The country’s peak pensions fund is reportedly demanding Toys R Us make a £9 million payment into its UK pensions scheme in order for its restructuring scheme to be approved.
According to Sky News, the Pension Protection Fund (PPF) and the scheme’s trustees want the sum to be agreed within the next 24 hours and the outcome could potentially determine Toys R Us’ future in the UK.
The sum reportedly equates to four years of employers’ contributions, as well as related levy payments.
A deadline for a vote on a company voluntary arrangement (CVA) is approaching, and as revealed last week, Toys R Us’ plans to restructure its UK business could face decisive opposition from the Pension Protection Fund (PPF).

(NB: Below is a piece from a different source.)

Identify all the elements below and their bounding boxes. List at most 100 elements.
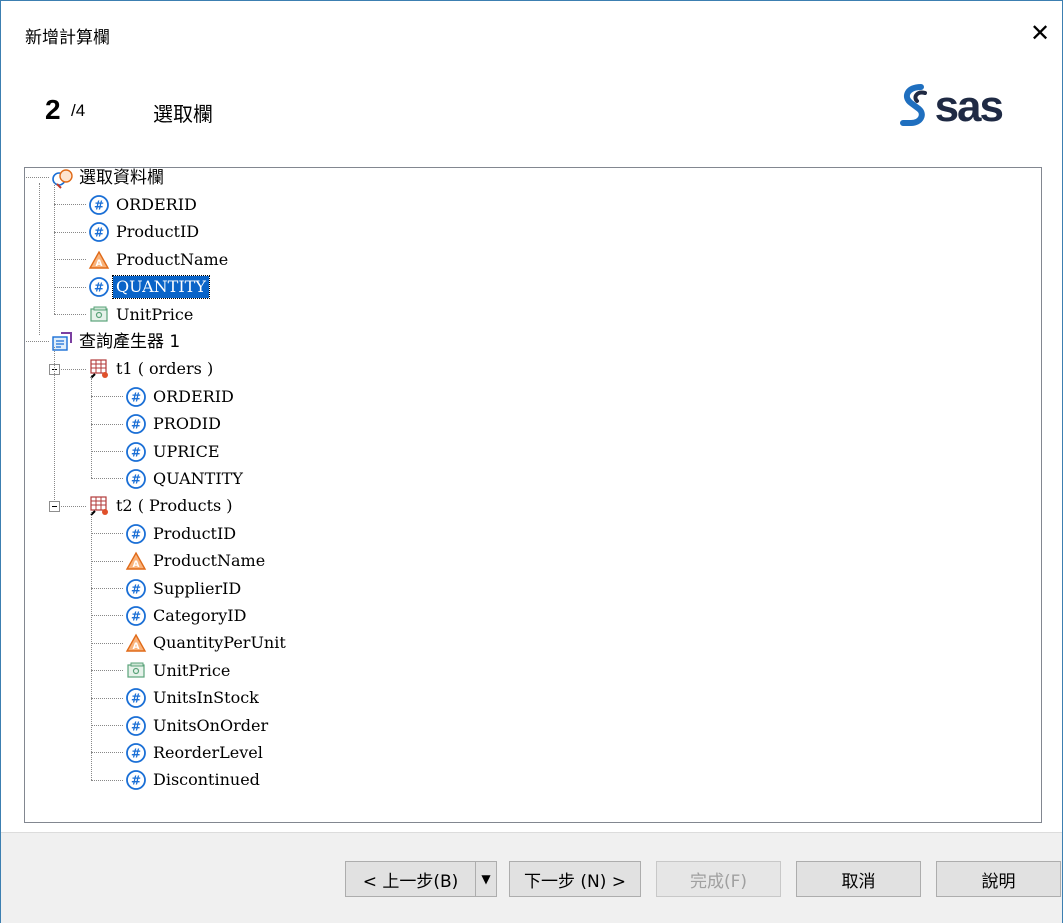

It comes as the pension trustees recently drafted PwC to advise them on the toy retailer’s proposed CVA, which involves closing 26 of its 100 UK stores and making around 500 members of staff redundant.
In order for the restructuring proposals to go ahead, the CVA will need the approval of a 75 per cent majority of creditors.
The PPF holds around 20 per cent of the creditors’ votes eligible to be cast in the CVA, which means it could carry a decisive vote.
The PPF has not officially confirmed how they would vote on the restructure proposal.
The proposed CVA comes after Toys R Us’ US division filed for Chapter 11 bankruptcy in September, having amassed £3.6 billion in debt.
Toys R Us UK is also thought to have made losses in seven out of the last eight years.